Às 5h30 da manhã, um mensageiro chegou esbaforido à tenda do imperador Menelik II, contando que os europeus se preparavam para atacar. O rei tomou alguns minutos para rezar, agradecendo a Deus e, quem sabe, a São Jorge, o padroeiro da Etiópia, pela estupidez de seus inimigos. Começava ali a Batalha de Adwa, a mais importante da história da África subsaariana - e que não levaria muito tempo: acabou antes do almoço. "A Batalha de Adwa ocupa um lugar único na historiografia africana e etíope", escreveu o pesquisador etíope Tsegaye Tegenu, da Universidade de Uppsala, na Suécia, na comemoração dos 100 anos do enfrentamento.

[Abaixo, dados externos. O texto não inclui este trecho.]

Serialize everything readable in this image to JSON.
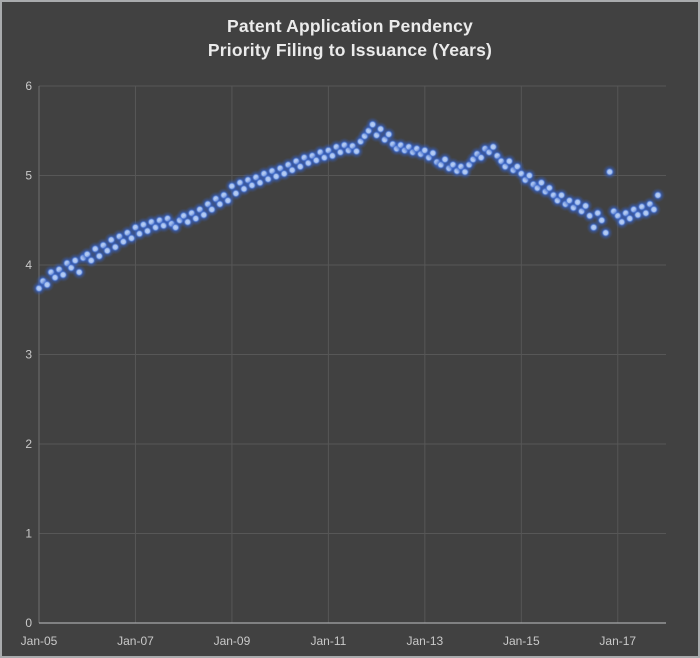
{
  "title": {
    "line1": "Patent Application Pendency",
    "line2": "Priority Filing to Issuance (Years)"
  },
  "colors": {
    "background": "#414141",
    "frame_border": "#a9abad",
    "gridline": "#575757",
    "left_axis_line": "#6e6e6e",
    "bottom_axis_line": "#a6a8aa",
    "tick_text": "#c9c9c9",
    "title_text": "#ebebeb",
    "point_center": "#aec7f2",
    "point_glow": "#3560c4"
  },
  "chart_data": {
    "type": "scatter",
    "title": "Patent Application Pendency",
    "subtitle": "Priority Filing to Issuance (Years)",
    "xlabel": "",
    "ylabel": "",
    "grid": true,
    "legend": "none",
    "xlim": [
      2005,
      2018
    ],
    "ylim": [
      0,
      6
    ],
    "x_tick_positions": [
      2005,
      2007,
      2009,
      2011,
      2013,
      2015,
      2017
    ],
    "x_tick_labels": [
      "Jan-05",
      "Jan-07",
      "Jan-09",
      "Jan-11",
      "Jan-13",
      "Jan-15",
      "Jan-17"
    ],
    "y_ticks": [
      0,
      1,
      2,
      3,
      4,
      5,
      6
    ],
    "series_name": "Pendency (years, monthly)",
    "points": [
      [
        2005.0,
        3.74
      ],
      [
        2005.083,
        3.82
      ],
      [
        2005.167,
        3.78
      ],
      [
        2005.25,
        3.92
      ],
      [
        2005.333,
        3.86
      ],
      [
        2005.417,
        3.95
      ],
      [
        2005.5,
        3.89
      ],
      [
        2005.583,
        4.02
      ],
      [
        2005.667,
        3.97
      ],
      [
        2005.75,
        4.05
      ],
      [
        2005.833,
        3.92
      ],
      [
        2005.917,
        4.08
      ],
      [
        2006.0,
        4.12
      ],
      [
        2006.083,
        4.05
      ],
      [
        2006.167,
        4.18
      ],
      [
        2006.25,
        4.1
      ],
      [
        2006.333,
        4.22
      ],
      [
        2006.417,
        4.16
      ],
      [
        2006.5,
        4.28
      ],
      [
        2006.583,
        4.2
      ],
      [
        2006.667,
        4.32
      ],
      [
        2006.75,
        4.26
      ],
      [
        2006.833,
        4.36
      ],
      [
        2006.917,
        4.3
      ],
      [
        2007.0,
        4.42
      ],
      [
        2007.083,
        4.35
      ],
      [
        2007.167,
        4.45
      ],
      [
        2007.25,
        4.38
      ],
      [
        2007.333,
        4.48
      ],
      [
        2007.417,
        4.42
      ],
      [
        2007.5,
        4.5
      ],
      [
        2007.583,
        4.44
      ],
      [
        2007.667,
        4.52
      ],
      [
        2007.75,
        4.46
      ],
      [
        2007.833,
        4.42
      ],
      [
        2007.917,
        4.5
      ],
      [
        2008.0,
        4.55
      ],
      [
        2008.083,
        4.48
      ],
      [
        2008.167,
        4.58
      ],
      [
        2008.25,
        4.52
      ],
      [
        2008.333,
        4.62
      ],
      [
        2008.417,
        4.56
      ],
      [
        2008.5,
        4.68
      ],
      [
        2008.583,
        4.62
      ],
      [
        2008.667,
        4.74
      ],
      [
        2008.75,
        4.68
      ],
      [
        2008.833,
        4.78
      ],
      [
        2008.917,
        4.72
      ],
      [
        2009.0,
        4.88
      ],
      [
        2009.083,
        4.8
      ],
      [
        2009.167,
        4.92
      ],
      [
        2009.25,
        4.85
      ],
      [
        2009.333,
        4.95
      ],
      [
        2009.417,
        4.89
      ],
      [
        2009.5,
        4.98
      ],
      [
        2009.583,
        4.92
      ],
      [
        2009.667,
        5.02
      ],
      [
        2009.75,
        4.96
      ],
      [
        2009.833,
        5.05
      ],
      [
        2009.917,
        4.99
      ],
      [
        2010.0,
        5.08
      ],
      [
        2010.083,
        5.02
      ],
      [
        2010.167,
        5.12
      ],
      [
        2010.25,
        5.06
      ],
      [
        2010.333,
        5.16
      ],
      [
        2010.417,
        5.1
      ],
      [
        2010.5,
        5.2
      ],
      [
        2010.583,
        5.14
      ],
      [
        2010.667,
        5.22
      ],
      [
        2010.75,
        5.17
      ],
      [
        2010.833,
        5.26
      ],
      [
        2010.917,
        5.2
      ],
      [
        2011.0,
        5.28
      ],
      [
        2011.083,
        5.22
      ],
      [
        2011.167,
        5.32
      ],
      [
        2011.25,
        5.26
      ],
      [
        2011.333,
        5.34
      ],
      [
        2011.417,
        5.28
      ],
      [
        2011.5,
        5.33
      ],
      [
        2011.583,
        5.27
      ],
      [
        2011.667,
        5.38
      ],
      [
        2011.75,
        5.44
      ],
      [
        2011.833,
        5.5
      ],
      [
        2011.917,
        5.57
      ],
      [
        2012.0,
        5.45
      ],
      [
        2012.083,
        5.52
      ],
      [
        2012.167,
        5.4
      ],
      [
        2012.25,
        5.46
      ],
      [
        2012.333,
        5.35
      ],
      [
        2012.417,
        5.3
      ],
      [
        2012.5,
        5.34
      ],
      [
        2012.583,
        5.28
      ],
      [
        2012.667,
        5.32
      ],
      [
        2012.75,
        5.26
      ],
      [
        2012.833,
        5.3
      ],
      [
        2012.917,
        5.24
      ],
      [
        2013.0,
        5.28
      ],
      [
        2013.083,
        5.2
      ],
      [
        2013.167,
        5.25
      ],
      [
        2013.25,
        5.15
      ],
      [
        2013.333,
        5.12
      ],
      [
        2013.417,
        5.18
      ],
      [
        2013.5,
        5.08
      ],
      [
        2013.583,
        5.12
      ],
      [
        2013.667,
        5.05
      ],
      [
        2013.75,
        5.1
      ],
      [
        2013.833,
        5.04
      ],
      [
        2013.917,
        5.12
      ],
      [
        2014.0,
        5.18
      ],
      [
        2014.083,
        5.24
      ],
      [
        2014.167,
        5.2
      ],
      [
        2014.25,
        5.3
      ],
      [
        2014.333,
        5.26
      ],
      [
        2014.417,
        5.32
      ],
      [
        2014.5,
        5.22
      ],
      [
        2014.583,
        5.16
      ],
      [
        2014.667,
        5.1
      ],
      [
        2014.75,
        5.16
      ],
      [
        2014.833,
        5.06
      ],
      [
        2014.917,
        5.1
      ],
      [
        2015.0,
        5.02
      ],
      [
        2015.083,
        4.95
      ],
      [
        2015.167,
        5.0
      ],
      [
        2015.25,
        4.9
      ],
      [
        2015.333,
        4.86
      ],
      [
        2015.417,
        4.92
      ],
      [
        2015.5,
        4.82
      ],
      [
        2015.583,
        4.86
      ],
      [
        2015.667,
        4.78
      ],
      [
        2015.75,
        4.72
      ],
      [
        2015.833,
        4.78
      ],
      [
        2015.917,
        4.68
      ],
      [
        2016.0,
        4.72
      ],
      [
        2016.083,
        4.64
      ],
      [
        2016.167,
        4.7
      ],
      [
        2016.25,
        4.6
      ],
      [
        2016.333,
        4.66
      ],
      [
        2016.417,
        4.55
      ],
      [
        2016.5,
        4.42
      ],
      [
        2016.583,
        4.58
      ],
      [
        2016.667,
        4.5
      ],
      [
        2016.75,
        4.36
      ],
      [
        2016.833,
        5.04
      ],
      [
        2016.917,
        4.6
      ],
      [
        2017.0,
        4.55
      ],
      [
        2017.083,
        4.48
      ],
      [
        2017.167,
        4.58
      ],
      [
        2017.25,
        4.52
      ],
      [
        2017.333,
        4.62
      ],
      [
        2017.417,
        4.56
      ],
      [
        2017.5,
        4.65
      ],
      [
        2017.583,
        4.58
      ],
      [
        2017.667,
        4.68
      ],
      [
        2017.75,
        4.62
      ],
      [
        2017.833,
        4.78
      ]
    ]
  }
}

A Etiópia é um país que data de tempos bíblicos. O reino de D'mt (980-400 a.C.) tinha territórios na Etiópia, Eritreia e Iêmen, na Península Arábica. De lá teria saído a rainha de Sabá, mencionada na Bíblia, que visitou o rei Salomão em Jerusalém. Apesar de a história bíblica mencionar um contato nos limites da diplomacia, a versão etíope é diferente: a rainha de Sabá voltou grávida - e daí nasceu a linhagem nobre da nação.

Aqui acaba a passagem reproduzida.